O homem que atacou com um machado dois policiais em Nova York, deixando um deles em estado crítico, é um cidadão convertido ao islamismo que se radicalizou sozinho, em uma ação que a polícia classificou como ato terrorista.

LAILA KEARNEY, REUTERS

24 de outubro de 2014 | 21h09

O suspeito, Zale Thompson, que foi morto a tiros por dois outros policiais na quinta à tarde em uma rua do Queens, postou declarações contra o Ocidente nas redes sociais e visitou websites associados com diversos grupos islâmicos radicais, disse a polícia em coletiva de imprensa.

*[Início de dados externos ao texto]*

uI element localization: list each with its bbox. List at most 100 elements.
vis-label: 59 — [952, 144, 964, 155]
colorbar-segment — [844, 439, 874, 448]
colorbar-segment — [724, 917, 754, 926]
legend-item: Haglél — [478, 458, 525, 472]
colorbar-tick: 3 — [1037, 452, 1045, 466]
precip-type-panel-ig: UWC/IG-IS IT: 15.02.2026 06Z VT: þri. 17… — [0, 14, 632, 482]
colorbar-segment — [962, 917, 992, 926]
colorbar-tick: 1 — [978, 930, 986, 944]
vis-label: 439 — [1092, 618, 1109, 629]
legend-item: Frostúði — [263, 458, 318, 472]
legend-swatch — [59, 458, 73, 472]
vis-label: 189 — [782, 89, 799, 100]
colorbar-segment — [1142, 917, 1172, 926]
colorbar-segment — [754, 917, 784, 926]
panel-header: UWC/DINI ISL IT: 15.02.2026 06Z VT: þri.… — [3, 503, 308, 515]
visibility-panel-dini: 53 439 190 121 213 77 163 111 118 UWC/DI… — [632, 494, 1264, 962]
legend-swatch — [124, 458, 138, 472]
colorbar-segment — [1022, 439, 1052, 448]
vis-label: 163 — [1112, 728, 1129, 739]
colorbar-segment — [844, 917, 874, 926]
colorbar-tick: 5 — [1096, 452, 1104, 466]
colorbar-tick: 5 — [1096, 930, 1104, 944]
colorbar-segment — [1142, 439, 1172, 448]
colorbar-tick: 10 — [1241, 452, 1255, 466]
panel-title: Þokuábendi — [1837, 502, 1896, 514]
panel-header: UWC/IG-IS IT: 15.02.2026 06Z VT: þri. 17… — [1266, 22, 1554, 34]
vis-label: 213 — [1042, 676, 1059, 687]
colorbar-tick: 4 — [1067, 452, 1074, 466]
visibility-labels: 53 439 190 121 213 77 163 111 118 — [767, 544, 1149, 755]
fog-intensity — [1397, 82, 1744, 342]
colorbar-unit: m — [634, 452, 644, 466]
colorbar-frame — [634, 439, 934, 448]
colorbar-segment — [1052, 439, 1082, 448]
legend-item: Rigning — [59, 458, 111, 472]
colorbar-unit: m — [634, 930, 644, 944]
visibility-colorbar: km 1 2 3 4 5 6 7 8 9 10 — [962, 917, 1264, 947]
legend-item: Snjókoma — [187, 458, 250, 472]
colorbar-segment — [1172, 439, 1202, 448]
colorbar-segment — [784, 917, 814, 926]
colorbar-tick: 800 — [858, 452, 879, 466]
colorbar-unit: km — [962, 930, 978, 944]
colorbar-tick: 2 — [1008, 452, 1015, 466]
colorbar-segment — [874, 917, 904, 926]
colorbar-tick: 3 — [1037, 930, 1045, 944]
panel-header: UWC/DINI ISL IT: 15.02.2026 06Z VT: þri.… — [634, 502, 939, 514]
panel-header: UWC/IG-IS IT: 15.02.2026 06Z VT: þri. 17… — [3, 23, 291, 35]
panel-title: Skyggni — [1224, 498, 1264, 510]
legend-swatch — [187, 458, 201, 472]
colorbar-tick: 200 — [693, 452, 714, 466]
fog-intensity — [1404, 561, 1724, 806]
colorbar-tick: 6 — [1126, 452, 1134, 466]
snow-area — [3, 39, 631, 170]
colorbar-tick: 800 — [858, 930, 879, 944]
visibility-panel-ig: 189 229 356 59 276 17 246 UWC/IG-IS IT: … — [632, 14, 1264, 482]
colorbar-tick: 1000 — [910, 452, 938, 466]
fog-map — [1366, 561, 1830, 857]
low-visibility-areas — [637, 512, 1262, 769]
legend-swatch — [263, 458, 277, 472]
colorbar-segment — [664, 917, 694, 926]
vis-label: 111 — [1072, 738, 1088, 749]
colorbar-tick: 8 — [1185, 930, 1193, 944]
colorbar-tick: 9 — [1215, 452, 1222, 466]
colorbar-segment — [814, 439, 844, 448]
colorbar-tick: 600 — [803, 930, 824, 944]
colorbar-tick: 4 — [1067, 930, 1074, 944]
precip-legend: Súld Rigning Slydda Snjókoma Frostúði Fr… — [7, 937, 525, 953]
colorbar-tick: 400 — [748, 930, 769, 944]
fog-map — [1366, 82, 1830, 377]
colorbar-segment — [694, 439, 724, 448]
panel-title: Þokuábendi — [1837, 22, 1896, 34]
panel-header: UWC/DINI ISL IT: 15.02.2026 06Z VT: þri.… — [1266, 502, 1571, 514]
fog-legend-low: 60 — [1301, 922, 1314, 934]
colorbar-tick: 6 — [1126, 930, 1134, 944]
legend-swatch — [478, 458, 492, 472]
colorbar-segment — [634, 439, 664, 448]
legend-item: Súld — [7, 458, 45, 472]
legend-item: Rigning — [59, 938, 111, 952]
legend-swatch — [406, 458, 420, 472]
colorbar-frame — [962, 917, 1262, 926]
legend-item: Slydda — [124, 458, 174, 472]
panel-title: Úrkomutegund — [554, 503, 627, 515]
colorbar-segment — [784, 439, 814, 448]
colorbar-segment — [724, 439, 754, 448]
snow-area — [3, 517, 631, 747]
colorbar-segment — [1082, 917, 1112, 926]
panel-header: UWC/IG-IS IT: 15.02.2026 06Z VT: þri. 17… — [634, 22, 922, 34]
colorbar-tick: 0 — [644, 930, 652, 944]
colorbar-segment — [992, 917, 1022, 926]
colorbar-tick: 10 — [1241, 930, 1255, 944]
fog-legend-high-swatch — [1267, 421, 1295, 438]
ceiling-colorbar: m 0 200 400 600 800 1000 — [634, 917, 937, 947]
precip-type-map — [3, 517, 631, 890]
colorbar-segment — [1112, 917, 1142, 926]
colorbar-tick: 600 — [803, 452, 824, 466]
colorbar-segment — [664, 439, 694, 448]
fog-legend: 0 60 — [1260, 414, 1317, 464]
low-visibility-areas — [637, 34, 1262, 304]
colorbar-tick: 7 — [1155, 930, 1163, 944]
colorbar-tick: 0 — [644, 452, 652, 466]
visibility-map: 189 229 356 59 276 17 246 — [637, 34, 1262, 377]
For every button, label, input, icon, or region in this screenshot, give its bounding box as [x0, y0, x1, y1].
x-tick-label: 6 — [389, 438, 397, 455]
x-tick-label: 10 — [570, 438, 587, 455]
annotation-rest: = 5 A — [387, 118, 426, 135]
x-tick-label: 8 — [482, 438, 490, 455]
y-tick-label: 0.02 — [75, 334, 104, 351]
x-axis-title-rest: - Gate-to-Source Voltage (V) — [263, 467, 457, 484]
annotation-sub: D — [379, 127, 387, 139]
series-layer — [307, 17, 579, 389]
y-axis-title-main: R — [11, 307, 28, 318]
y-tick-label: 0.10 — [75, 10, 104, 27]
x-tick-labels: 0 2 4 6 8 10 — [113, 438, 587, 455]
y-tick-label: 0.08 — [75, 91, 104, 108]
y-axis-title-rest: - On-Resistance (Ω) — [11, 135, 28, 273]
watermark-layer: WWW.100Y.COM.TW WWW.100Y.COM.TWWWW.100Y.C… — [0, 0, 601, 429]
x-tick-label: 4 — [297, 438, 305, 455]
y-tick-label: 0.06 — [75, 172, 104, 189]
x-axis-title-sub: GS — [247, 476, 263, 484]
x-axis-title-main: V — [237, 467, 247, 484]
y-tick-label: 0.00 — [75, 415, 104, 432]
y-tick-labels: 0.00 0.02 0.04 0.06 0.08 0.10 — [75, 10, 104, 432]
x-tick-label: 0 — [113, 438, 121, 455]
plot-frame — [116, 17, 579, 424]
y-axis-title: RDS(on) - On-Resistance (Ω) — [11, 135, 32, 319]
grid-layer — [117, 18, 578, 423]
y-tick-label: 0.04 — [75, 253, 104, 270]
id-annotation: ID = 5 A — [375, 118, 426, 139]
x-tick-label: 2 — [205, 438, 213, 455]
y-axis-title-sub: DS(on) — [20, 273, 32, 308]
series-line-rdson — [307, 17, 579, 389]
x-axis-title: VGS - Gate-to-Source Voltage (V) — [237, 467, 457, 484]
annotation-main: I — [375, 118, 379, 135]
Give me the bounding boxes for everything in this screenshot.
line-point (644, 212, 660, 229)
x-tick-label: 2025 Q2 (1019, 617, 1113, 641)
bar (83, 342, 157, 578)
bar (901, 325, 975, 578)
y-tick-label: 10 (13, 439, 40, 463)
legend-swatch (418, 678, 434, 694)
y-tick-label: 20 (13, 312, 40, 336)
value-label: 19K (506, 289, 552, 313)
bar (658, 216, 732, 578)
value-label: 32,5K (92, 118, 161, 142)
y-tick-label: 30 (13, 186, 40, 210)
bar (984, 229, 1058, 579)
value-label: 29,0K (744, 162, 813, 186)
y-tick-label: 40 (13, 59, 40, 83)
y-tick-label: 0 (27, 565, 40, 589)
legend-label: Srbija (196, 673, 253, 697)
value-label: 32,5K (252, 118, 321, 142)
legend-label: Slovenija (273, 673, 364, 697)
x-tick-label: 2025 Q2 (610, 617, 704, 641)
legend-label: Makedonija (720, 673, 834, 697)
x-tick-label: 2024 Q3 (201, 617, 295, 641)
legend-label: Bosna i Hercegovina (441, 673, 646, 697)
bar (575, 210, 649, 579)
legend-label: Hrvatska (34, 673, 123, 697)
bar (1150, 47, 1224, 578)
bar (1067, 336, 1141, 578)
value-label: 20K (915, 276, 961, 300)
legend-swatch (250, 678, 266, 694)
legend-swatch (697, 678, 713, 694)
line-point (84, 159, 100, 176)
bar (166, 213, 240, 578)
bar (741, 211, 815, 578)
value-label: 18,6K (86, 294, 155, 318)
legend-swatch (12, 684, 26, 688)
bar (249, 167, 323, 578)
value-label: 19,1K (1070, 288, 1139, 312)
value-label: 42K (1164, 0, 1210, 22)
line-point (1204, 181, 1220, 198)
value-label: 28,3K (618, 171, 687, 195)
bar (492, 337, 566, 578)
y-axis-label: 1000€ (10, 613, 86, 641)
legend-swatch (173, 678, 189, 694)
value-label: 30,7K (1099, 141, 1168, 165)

Uma análise dos computadores retirados da casa do pai de Thompson no Queens, onde o homem de 32 anos morava, mostrou que ele também pesquisou online temas como decapitação, sobre a invasão recente na Casa Branca e os ataques no Canadá.

"Isto foi um ataque terrorista", disse o comissário William Bratton.

Investigadores estão tentando determinar se Thompson, um homem negro que se converteu ao islamismo há dois anos, tinha alguma conexão com a mesquista da região. A polícia disse que os posts nas redes sociais do homem que se descreveu como um desempregado recluso eram "antigoverno, anti-Ocidente e antibrancos".

Ainda sob investigação estava a extensão do plano envolvendo o ataque, que parece não ter sido provocado, disse Bratton.

"O fato de ele estar andando com um machado em sua mala deixa claro que esse indivíduo tinha algum senso de preparação", afirmou Bratton.

O ataque na quinta-feira aconteceu numa área de compras no Queens e durou poucos segundos, disse a polícia.

Um grupo de quatro policiais estava posando para uma fotografia quando Thompson os atacou com o machado. Um policial foi atingido no braço e outro na cabeça antes de os outros dois policiais abrirem fogo, matando Thompson.

Uma testemunha de 29 anos foi atingida por uma bala perdida e ficou gravemente ferida.